Members can roll down their windows to hear or tune in via their car radios to pick up the broadcast. They sing along and take sermon notes using the digital bulletin on their smart phone or tablets. And to show their excitement and enthusiasm for the service and preaching they honk their car horns, of course.
No, it’s not your typical church service, but these are not typical times, as anyone will tell you.
“We’ve always had that mentality and flexibility and being willing to try some things,” Watts said of his church. “It was kind of a no-brainer. We can either do nothing and try to get everyone online or we can give them an option like this as well.”
The reasons for holding the drive-in service were twofold.
“One was to maintain some sense of normality for those who want to meet together and see each other – even if it’s just through a car window,” Watts said. “The other is wanting to care for people. It’s a chance to communicate care to them and show that we love them.”
Watts said gathering for worship in this way serves a need that many have.
“We’re relational folks,” he said. “We want to see each other. We’re struggling not to give each other hugs.”

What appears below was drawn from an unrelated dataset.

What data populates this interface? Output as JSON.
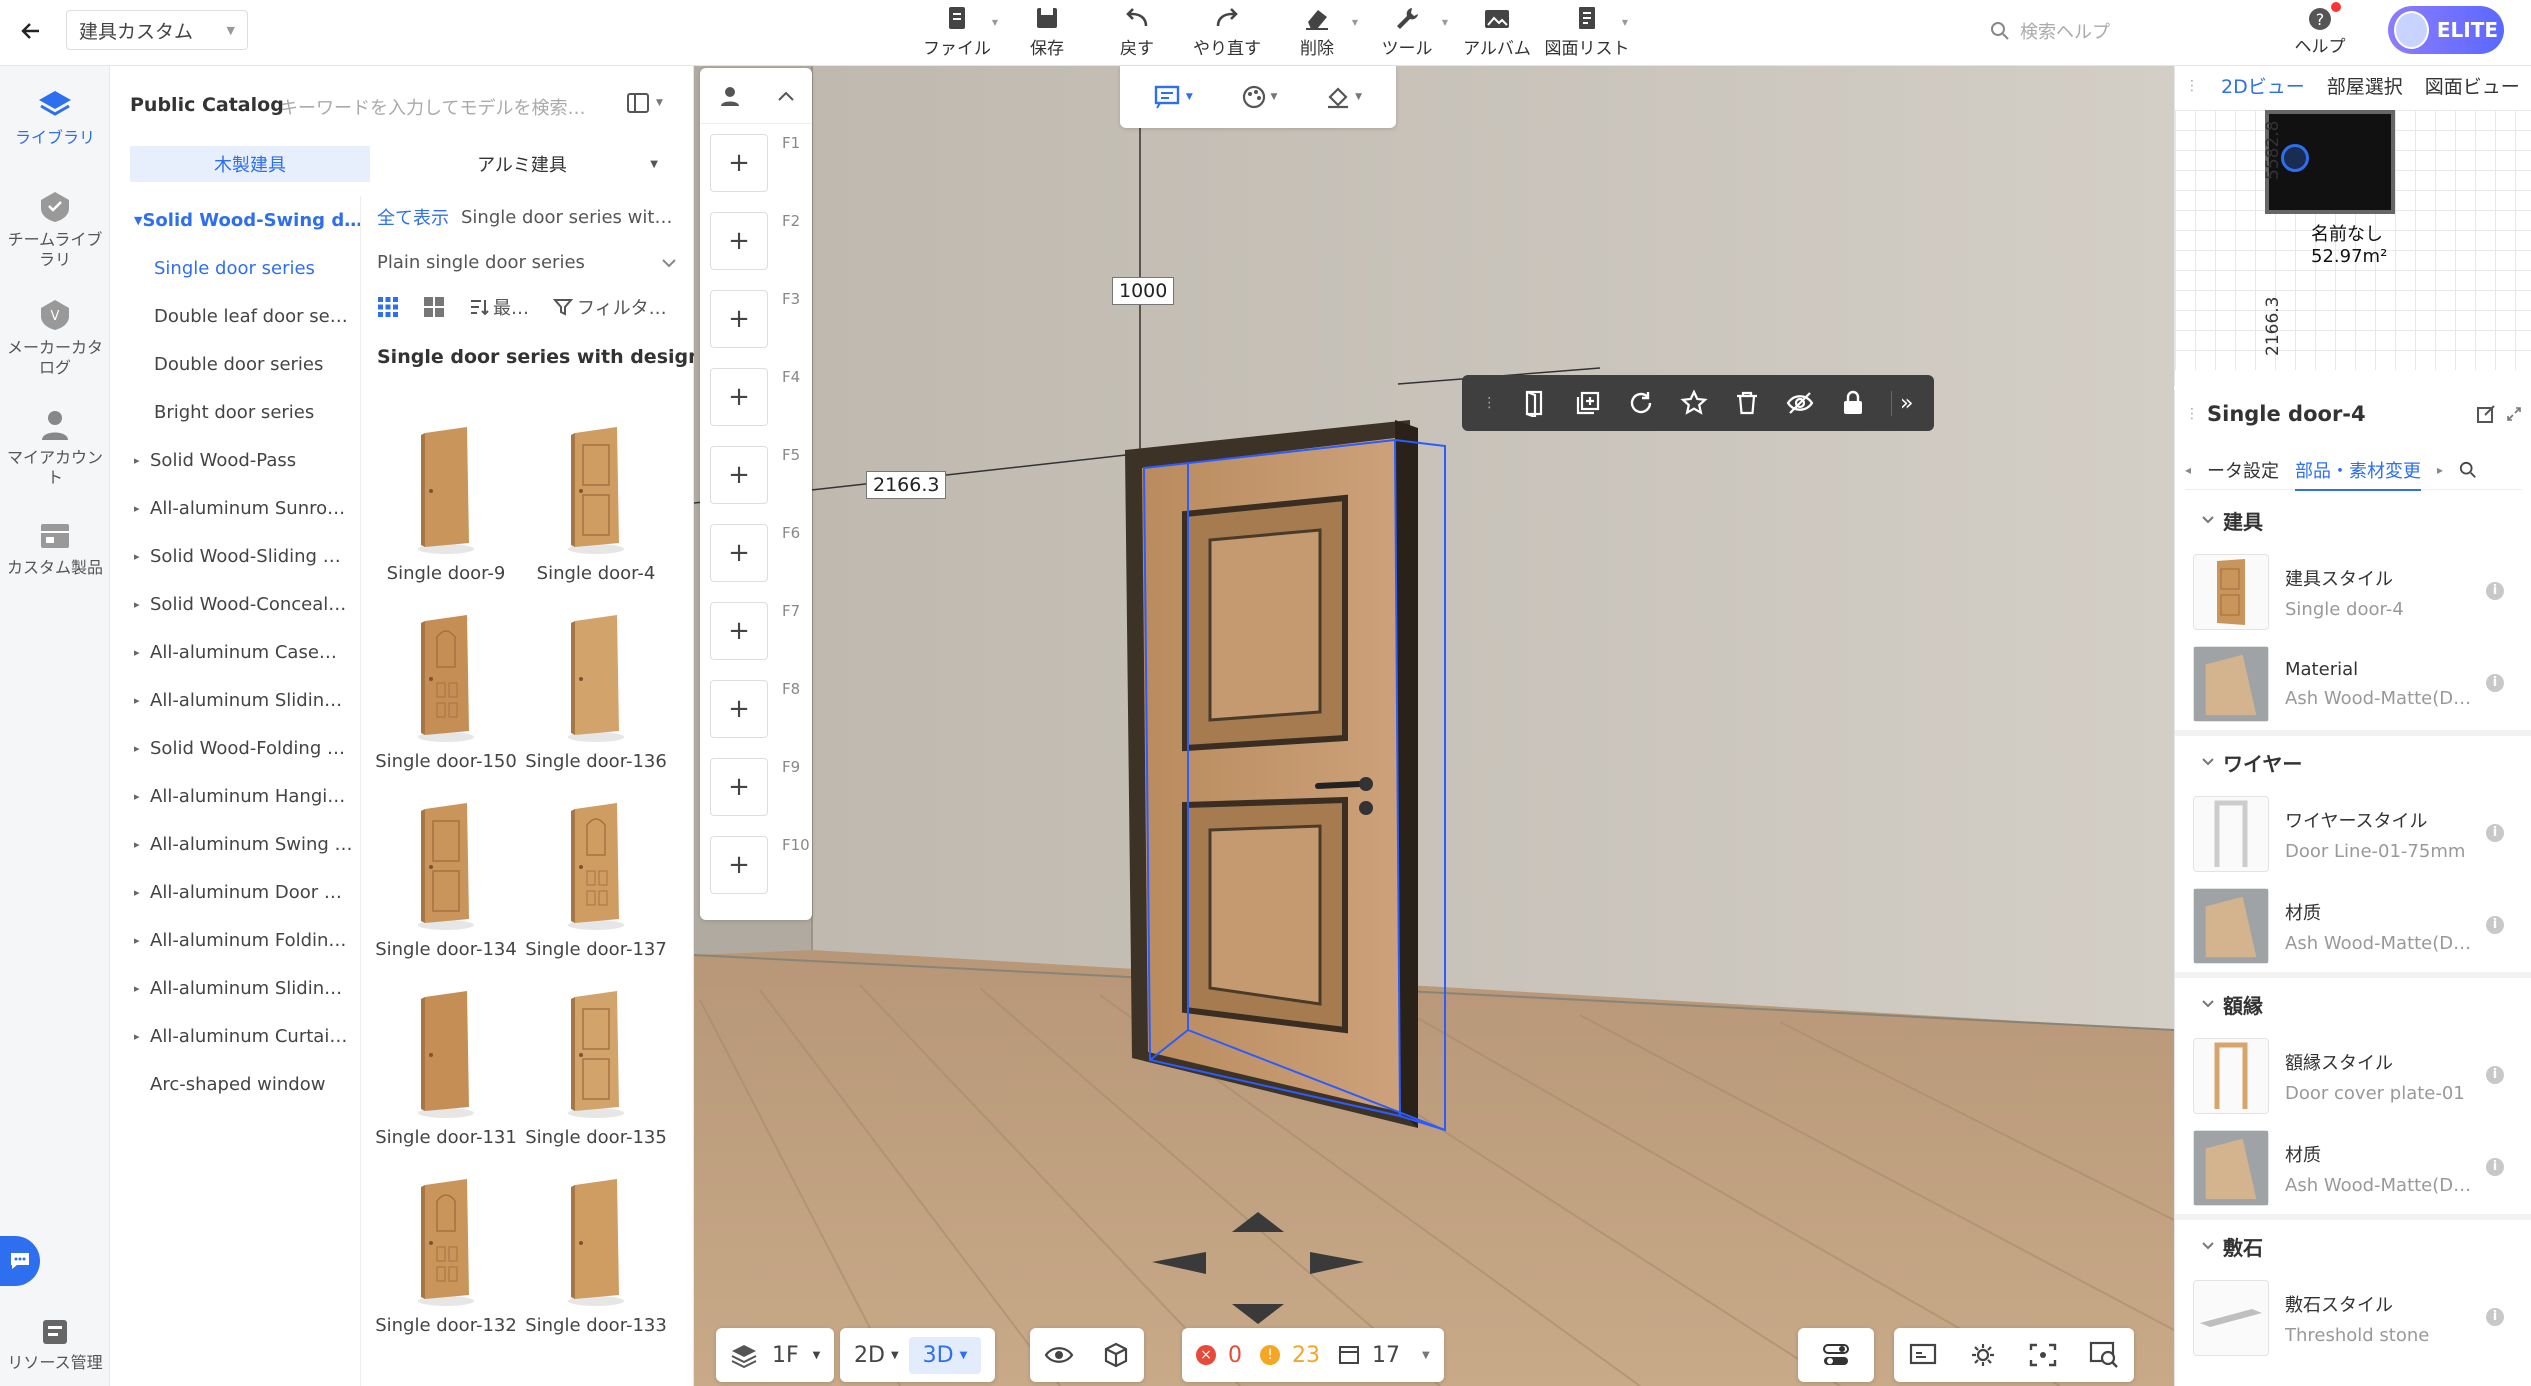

While the drive-in service serves that purpose, not everyone wants to worship from their car. Attendance has been averaging about 40 cars, far below the regular attendance of 250 people. That’s why Fellowship Church has continued to broadcast its church services via Facebook Live, just as it has done for the past several years. Viewership there has continued to grow.
“We’ve seen a tremendous rise in the number of people watching on Facebook,” he said. “Who knows if they’re watching three seconds or 30 minutes or whatever. We don’t know but we have a good amount of people who are checking that out and commenting.”
The church is also taking advantage of virtual meetings for its members, including a Zoom meeting for a women’s Bible study group, Facebook live for a daily devotional with the pastor and a Facebook Live weekly Awana club meeting for families of small children.
“Technology is just like money – it’s neutral. It depends on whose hands it’s in,” Watts said. “It can be a good tool or an evil tool. We want to use it well and honor God with it. All good things come from Him and we’re grateful for stuff like that.”